Pero ahora el mundo ha cambiado, ¿o sigue igual?
Evidentemente el mundo ha cambiado pero sigue igual la estructura general del dominio, sigue el imperialismo económico, esto otro queda atrás pero queda como testigo, como algo que fue, espero que aquello no vuelva.
Camión, 1972. Metal y zinc. Colección MNAV Los que visiten su exposición en el Museo de Artes Visuales podrán reflexionar bastante.
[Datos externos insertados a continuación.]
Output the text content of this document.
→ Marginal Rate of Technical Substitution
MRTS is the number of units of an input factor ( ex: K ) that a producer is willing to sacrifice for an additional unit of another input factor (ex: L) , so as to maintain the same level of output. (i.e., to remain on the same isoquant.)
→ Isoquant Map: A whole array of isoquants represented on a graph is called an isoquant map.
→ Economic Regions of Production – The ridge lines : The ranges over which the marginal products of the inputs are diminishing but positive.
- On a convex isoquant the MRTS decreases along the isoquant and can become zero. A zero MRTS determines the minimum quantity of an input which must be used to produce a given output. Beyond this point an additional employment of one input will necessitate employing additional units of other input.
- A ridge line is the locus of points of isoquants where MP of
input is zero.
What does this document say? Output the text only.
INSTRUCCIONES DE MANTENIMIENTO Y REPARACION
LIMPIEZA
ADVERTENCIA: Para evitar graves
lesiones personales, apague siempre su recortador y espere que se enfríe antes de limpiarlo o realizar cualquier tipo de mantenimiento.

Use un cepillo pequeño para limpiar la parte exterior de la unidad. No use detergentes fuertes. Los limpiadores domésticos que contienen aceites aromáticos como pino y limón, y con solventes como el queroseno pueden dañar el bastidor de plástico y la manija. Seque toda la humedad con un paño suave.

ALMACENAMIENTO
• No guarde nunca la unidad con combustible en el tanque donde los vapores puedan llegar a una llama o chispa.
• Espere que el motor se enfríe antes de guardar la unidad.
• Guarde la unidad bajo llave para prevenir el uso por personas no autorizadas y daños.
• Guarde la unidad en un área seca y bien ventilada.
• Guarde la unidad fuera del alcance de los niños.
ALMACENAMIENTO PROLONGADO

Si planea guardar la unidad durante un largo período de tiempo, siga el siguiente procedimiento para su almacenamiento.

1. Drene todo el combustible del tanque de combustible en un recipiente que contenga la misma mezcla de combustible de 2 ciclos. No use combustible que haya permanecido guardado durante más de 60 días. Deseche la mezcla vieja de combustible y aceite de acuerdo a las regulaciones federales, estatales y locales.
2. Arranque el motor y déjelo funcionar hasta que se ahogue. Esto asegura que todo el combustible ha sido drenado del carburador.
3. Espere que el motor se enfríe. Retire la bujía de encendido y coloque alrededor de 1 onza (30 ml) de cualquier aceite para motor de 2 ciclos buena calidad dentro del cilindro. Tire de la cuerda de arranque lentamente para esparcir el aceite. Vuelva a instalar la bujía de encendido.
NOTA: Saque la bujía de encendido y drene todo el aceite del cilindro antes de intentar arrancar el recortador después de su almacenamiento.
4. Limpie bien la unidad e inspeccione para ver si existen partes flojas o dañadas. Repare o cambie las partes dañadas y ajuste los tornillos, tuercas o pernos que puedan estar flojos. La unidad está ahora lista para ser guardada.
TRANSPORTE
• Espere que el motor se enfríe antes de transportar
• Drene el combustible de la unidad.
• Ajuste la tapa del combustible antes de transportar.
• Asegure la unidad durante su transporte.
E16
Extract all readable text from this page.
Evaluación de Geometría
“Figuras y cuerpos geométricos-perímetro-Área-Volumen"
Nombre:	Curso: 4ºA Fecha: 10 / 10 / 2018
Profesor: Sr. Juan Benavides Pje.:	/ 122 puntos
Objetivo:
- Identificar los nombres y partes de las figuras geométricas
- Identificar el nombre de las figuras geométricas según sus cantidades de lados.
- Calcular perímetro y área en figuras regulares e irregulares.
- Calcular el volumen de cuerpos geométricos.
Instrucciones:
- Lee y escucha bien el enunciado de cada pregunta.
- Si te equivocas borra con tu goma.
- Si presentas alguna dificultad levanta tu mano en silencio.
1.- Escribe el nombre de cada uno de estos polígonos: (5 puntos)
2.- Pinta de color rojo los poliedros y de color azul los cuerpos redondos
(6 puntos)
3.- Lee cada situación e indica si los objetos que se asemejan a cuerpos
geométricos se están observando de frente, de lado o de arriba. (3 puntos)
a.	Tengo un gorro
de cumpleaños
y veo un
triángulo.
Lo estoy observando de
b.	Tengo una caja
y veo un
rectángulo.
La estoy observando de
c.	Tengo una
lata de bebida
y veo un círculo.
Bueno, ese es uno de los propósitos y otro sería que desarrollen su sensibilidad y puedan ver otra forma de hacer un cuadro. Tal vez después de ver la exposición se pongan a pintar, ¿quién sabe? En mi pintura hay todo un proceso de transformación. Hay cuadros que surgen a partir de una fotografía, de una historia o al leer sobre situaciones que me motivan. Mi carrera se fue desarrollando hasta la selva en el estado actual. Por ejemplo, en el cuadro Five minutes before, de 2006, está el barco que carga la mercadería por los ríos y al mismo tiempo se ve a los indígenas pescando en sus canoas como lo hacían antes. Después está la sed de los animales, la vegetación, las plantaciones, el desarrollo de la ganadería y más lejos están los que controlan armados con las grandes camionetas y con los perros. Quiere decir que también hay una violencia.
En muchos de sus cuadros se ve esa violencia o alguien que está siendo vigilado o acosado, sin embargo, no causan rechazo
Sí, sí, yo he abordado todas las posibilidades de la represión, me quedan todavía... Este cuadrito de acá con el ferrocarril (Al sur, 2010) está sacado de una foto, transformada evidentemente. Es un ferrocarril que pasaba entre las montañas en Brasil. Después encontré un motivo de hacer un cuadro tranquilo, pero siempre pensando en reproducir algo que está sucediendo ahí. Lo siento y trato de describirlo. Siempre hay una historia que desarrollar.
El cuadro que tenemos detrás nuestro, God save America, es una de las 31 obras que donó al Museo de Artes Visuales.
Ese cuadro resume toda la exposición. Tenemos las canillas de petróleo que están desbordadas, se hace lo que se quiere con el petróleo pero al mismo tiempo hay represión y hay ayuda para el progreso, pero ¿qué progreso? La violencia, ¿te das cuenta?, ese cuadro es todos los cuadros.